Утром его словно подменили. Он горячо, долго и как-то неумело тряс мне левую руку, а потом воскликнул:

— Великий из великих! Руководитель всего того, чего нет и что есть! Ты руль неба, ты столп земли! Тобой…

— Замолчи! — строго сказал я. — Или ты ничего не понял, чему я тебя во сне учил?

Он прижал руки к груди и воскликнул:

— О, Владыка вечности! Подумать только, какими глупцами были фараоны, считая себя владыками мира. И я среди них, невежа. Стыдно вспомнить, как жесток я был в общении с людьми — стадом бога! А рабы! Я считал ниже своего достоинства даже глядеть на них. Я преклоняюсь перед вами, Фил. Возвысил вас бог перед миллионами людей. Спасибо, что ли?!
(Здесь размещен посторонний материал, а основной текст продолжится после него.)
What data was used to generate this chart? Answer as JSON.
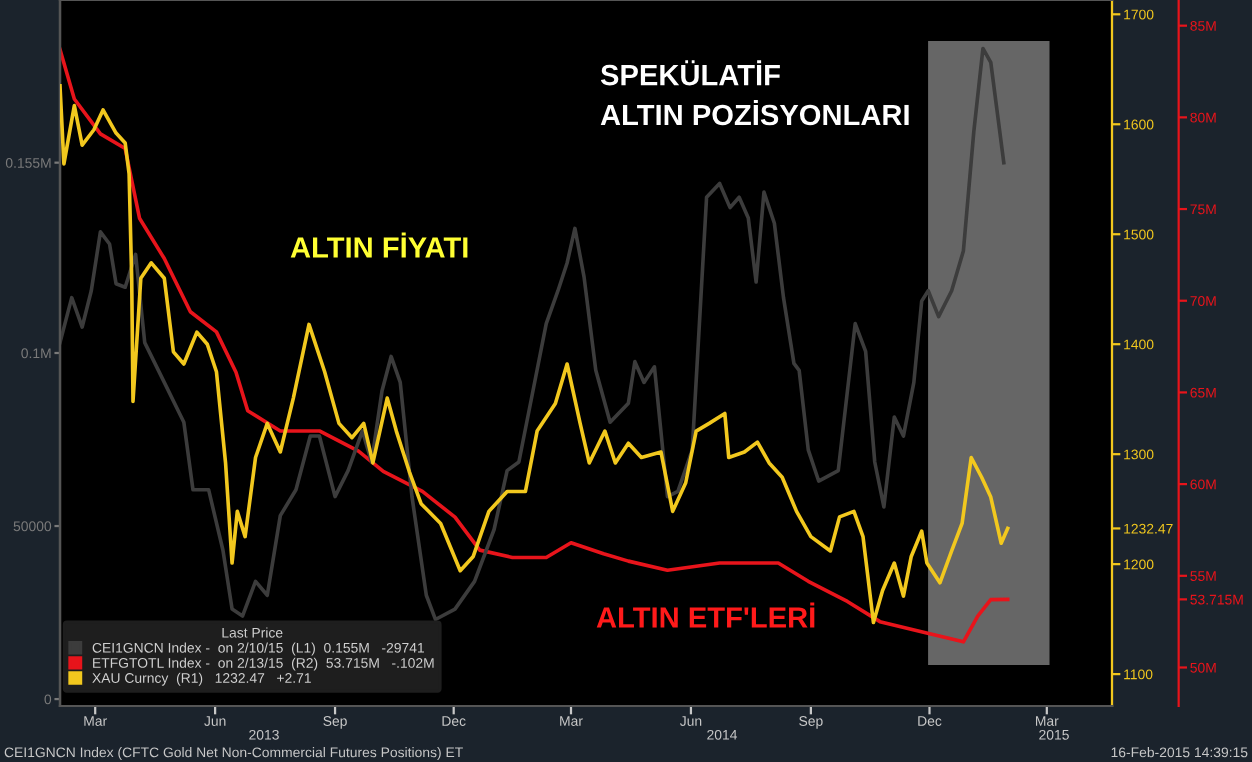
{
  "chart_data": {
    "type": "line",
    "annotations": [
      "SPEKÜLATİF\nALTIN POZİSYONLARI",
      "ALTIN FİYATI",
      "ALTIN ETF'LERİ",
      "2013",
      "2014",
      "2015",
      "CEI1GNCN Index (CFTC Gold Net Non-Commercial Futures Positions) ET",
      "16-Feb-2015 14:39:15"
    ],
    "legend": "bottom left",
    "legend_title": "Last Price",
    "xlim": [
      "2013-02-16",
      "2015-05-04"
    ],
    "xticks": [
      {
        "value": "2013-03-15",
        "label": "Mar"
      },
      {
        "value": "2013-06-15",
        "label": "Jun"
      },
      {
        "value": "2013-09-15",
        "label": "Sep"
      },
      {
        "value": "2013-12-15",
        "label": "Dec"
      },
      {
        "value": "2014-03-15",
        "label": "Mar"
      },
      {
        "value": "2014-06-15",
        "label": "Jun"
      },
      {
        "value": "2014-09-15",
        "label": "Sep"
      },
      {
        "value": "2014-12-15",
        "label": "Dec"
      },
      {
        "value": "2015-03-15",
        "label": "Mar"
      }
    ],
    "ylim": [
      -2000,
      202000
    ],
    "yticks": [
      0,
      50000,
      {
        "value": 100000,
        "label": "0.1M"
      },
      {
        "value": 155000,
        "label": "0.155M"
      }
    ],
    "y2lim": [
      1071,
      1713
    ],
    "y2ticks": [
      1100,
      1200,
      1232.47,
      1300,
      1400,
      1500,
      1600,
      1700
    ],
    "y3lim": [
      47.9,
      86.4
    ],
    "y3ticks": [
      {
        "value": 50,
        "label": "50M"
      },
      {
        "value": 53.715,
        "label": "53.715M"
      },
      {
        "value": 55,
        "label": "55M"
      },
      {
        "value": 60,
        "label": "60M"
      },
      {
        "value": 65,
        "label": "65M"
      },
      {
        "value": 70,
        "label": "70M"
      },
      {
        "value": 75,
        "label": "75M"
      },
      {
        "value": 80,
        "label": "80M"
      },
      {
        "value": 85,
        "label": "85M"
      }
    ],
    "bands": [
      {
        "axis": "x",
        "from": "2014-12-15",
        "to": "2015-03-16",
        "color": "#ffffff"
      }
    ],
    "series": [
      {
        "name": "CEI1GNCN Index -  on 2/10/15  (L1)  0.155M   -29741",
        "color": "#3c3c3c",
        "x": [
          "2013-02-16",
          "2013-02-25",
          "2013-03-05",
          "2013-03-12",
          "2013-03-19",
          "2013-03-26",
          "2013-03-31",
          "2013-04-07",
          "2013-04-15",
          "2013-04-22",
          "2013-05-07",
          "2013-05-22",
          "2013-05-29",
          "2013-06-10",
          "2013-06-21",
          "2013-06-28",
          "2013-07-06",
          "2013-07-16",
          "2013-07-25",
          "2013-08-04",
          "2013-08-16",
          "2013-08-27",
          "2013-09-03",
          "2013-09-15",
          "2013-09-25",
          "2013-10-06",
          "2013-10-13",
          "2013-10-21",
          "2013-10-28",
          "2013-11-04",
          "2013-11-13",
          "2013-11-24",
          "2013-12-01",
          "2013-12-16",
          "2013-12-31",
          "2014-01-15",
          "2014-01-25",
          "2014-02-03",
          "2014-02-13",
          "2014-02-24",
          "2014-03-05",
          "2014-03-12",
          "2014-03-18",
          "2014-03-25",
          "2014-04-03",
          "2014-04-14",
          "2014-04-28",
          "2014-05-03",
          "2014-05-10",
          "2014-05-18",
          "2014-05-28",
          "2014-06-05",
          "2014-06-16",
          "2014-06-27",
          "2014-07-07",
          "2014-07-15",
          "2014-07-22",
          "2014-07-29",
          "2014-08-04",
          "2014-08-10",
          "2014-08-18",
          "2014-08-25",
          "2014-09-02",
          "2014-09-06",
          "2014-09-13",
          "2014-09-21",
          "2014-10-06",
          "2014-10-19",
          "2014-10-27",
          "2014-11-03",
          "2014-11-10",
          "2014-11-18",
          "2014-11-25",
          "2014-12-03",
          "2014-12-09",
          "2014-12-14",
          "2014-12-22",
          "2015-01-01",
          "2015-01-10",
          "2015-01-18",
          "2015-01-25",
          "2015-01-31",
          "2015-02-10"
        ],
        "values": [
          103000,
          116000,
          107500,
          118000,
          135000,
          131500,
          120000,
          119000,
          128500,
          103000,
          91500,
          80000,
          60500,
          60500,
          43000,
          26000,
          24000,
          34000,
          30000,
          53000,
          60500,
          76000,
          76000,
          58500,
          66000,
          77500,
          68500,
          89000,
          99000,
          91500,
          58500,
          30000,
          23000,
          26000,
          34000,
          49000,
          66000,
          68500,
          87500,
          108500,
          118000,
          126000,
          136000,
          122000,
          95000,
          80000,
          85500,
          97500,
          91500,
          96000,
          58500,
          60000,
          72000,
          145000,
          149000,
          142000,
          145000,
          139000,
          120500,
          146500,
          137500,
          116000,
          97000,
          95000,
          72000,
          63000,
          66000,
          108500,
          100500,
          68500,
          55500,
          81500,
          76000,
          91500,
          115000,
          118000,
          110500,
          118000,
          129500,
          164000,
          188000,
          184000,
          155000
        ]
      },
      {
        "name": "ETFGTOTL Index -  on 2/13/15  (R2)  53.715M   -.102M",
        "color": "#e8141b",
        "axis": "y3",
        "x": [
          "2013-02-16",
          "2013-02-27",
          "2013-03-19",
          "2013-04-07",
          "2013-04-18",
          "2013-05-07",
          "2013-05-27",
          "2013-06-16",
          "2013-07-01",
          "2013-07-10",
          "2013-08-04",
          "2013-09-03",
          "2013-10-03",
          "2013-10-22",
          "2013-11-21",
          "2013-12-16",
          "2014-01-04",
          "2014-01-29",
          "2014-02-24",
          "2014-03-15",
          "2014-04-09",
          "2014-04-28",
          "2014-05-28",
          "2014-07-07",
          "2014-08-21",
          "2014-09-13",
          "2014-10-13",
          "2014-11-07",
          "2014-12-12",
          "2015-01-10",
          "2015-01-21",
          "2015-01-31",
          "2015-02-13"
        ],
        "values": [
          83.7,
          81.0,
          79.1,
          78.3,
          74.5,
          72.3,
          69.4,
          68.3,
          66.1,
          64.0,
          62.9,
          62.9,
          61.8,
          60.7,
          59.6,
          58.2,
          56.4,
          56.0,
          56.0,
          56.8,
          56.2,
          55.8,
          55.3,
          55.7,
          55.7,
          54.7,
          53.6,
          52.5,
          51.9,
          51.4,
          52.8,
          53.7,
          53.715
        ]
      },
      {
        "name": "XAU Curncy  (R1)   1232.47   +2.71",
        "color": "#f2c81e",
        "axis": "y2",
        "x": [
          "2013-02-16",
          "2013-02-19",
          "2013-02-27",
          "2013-03-05",
          "2013-03-14",
          "2013-03-21",
          "2013-03-31",
          "2013-04-07",
          "2013-04-10",
          "2013-04-12",
          "2013-04-13",
          "2013-04-19",
          "2013-04-27",
          "2013-05-07",
          "2013-05-14",
          "2013-05-22",
          "2013-06-01",
          "2013-06-09",
          "2013-06-16",
          "2013-06-23",
          "2013-06-28",
          "2013-07-02",
          "2013-07-08",
          "2013-07-16",
          "2013-07-25",
          "2013-08-04",
          "2013-08-14",
          "2013-08-26",
          "2013-09-07",
          "2013-09-18",
          "2013-09-28",
          "2013-10-07",
          "2013-10-14",
          "2013-10-25",
          "2013-11-01",
          "2013-11-11",
          "2013-11-20",
          "2013-12-05",
          "2013-12-20",
          "2013-12-30",
          "2014-01-11",
          "2014-01-25",
          "2014-02-08",
          "2014-02-17",
          "2014-03-03",
          "2014-03-12",
          "2014-03-22",
          "2014-03-29",
          "2014-04-10",
          "2014-04-18",
          "2014-04-28",
          "2014-05-08",
          "2014-05-23",
          "2014-06-01",
          "2014-06-11",
          "2014-06-19",
          "2014-06-29",
          "2014-07-11",
          "2014-07-14",
          "2014-07-26",
          "2014-08-05",
          "2014-08-14",
          "2014-08-24",
          "2014-09-04",
          "2014-09-15",
          "2014-09-30",
          "2014-10-07",
          "2014-10-18",
          "2014-10-25",
          "2014-11-02",
          "2014-11-09",
          "2014-11-18",
          "2014-11-25",
          "2014-12-01",
          "2014-12-09",
          "2014-12-13",
          "2014-12-23",
          "2015-01-01",
          "2015-01-09",
          "2015-01-16",
          "2015-01-24",
          "2015-01-31",
          "2015-02-08",
          "2015-02-13"
        ],
        "values": [
          1635,
          1564,
          1617,
          1581,
          1595,
          1613,
          1592,
          1583,
          1555,
          1460,
          1348,
          1460,
          1474,
          1460,
          1393,
          1382,
          1411,
          1400,
          1375,
          1292,
          1201,
          1248,
          1225,
          1297,
          1328,
          1302,
          1351,
          1418,
          1375,
          1328,
          1315,
          1328,
          1292,
          1351,
          1321,
          1284,
          1255,
          1237,
          1194,
          1207,
          1248,
          1266,
          1266,
          1321,
          1346,
          1382,
          1328,
          1292,
          1321,
          1292,
          1310,
          1297,
          1302,
          1248,
          1274,
          1321,
          1328,
          1337,
          1297,
          1302,
          1311,
          1292,
          1279,
          1248,
          1225,
          1212,
          1243,
          1248,
          1225,
          1147,
          1176,
          1201,
          1171,
          1207,
          1230,
          1201,
          1183,
          1212,
          1237,
          1297,
          1279,
          1261,
          1219,
          1232.47
        ]
      }
    ]
  }
}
— Называй меня на ты, — сказал я и спросил его имя.

— Квинтопертпраптех.

— О, слишком длинно. С сегодняшнего дня ты будешь Квинтом. Так вот, Квинт, присядь-ка сюда, давай выясним, сколько тебе лет и откуда ты. Знал ли ты фараонов Тефанахта или Псамметиха?

— Господин мой…

— Опять за старое? Я тебе просто друг, и мы вместе обсуждаем один вопрос. Так знал ли?

— Не знал я.

— А фараона Аменхотепа или Тутмоса?

— Не слышали мои уши.

— Ну, а Хеопса? У которого самая большая пирамида?

— Не знаю Хеопса. И пирамиды тоже. А что это такое?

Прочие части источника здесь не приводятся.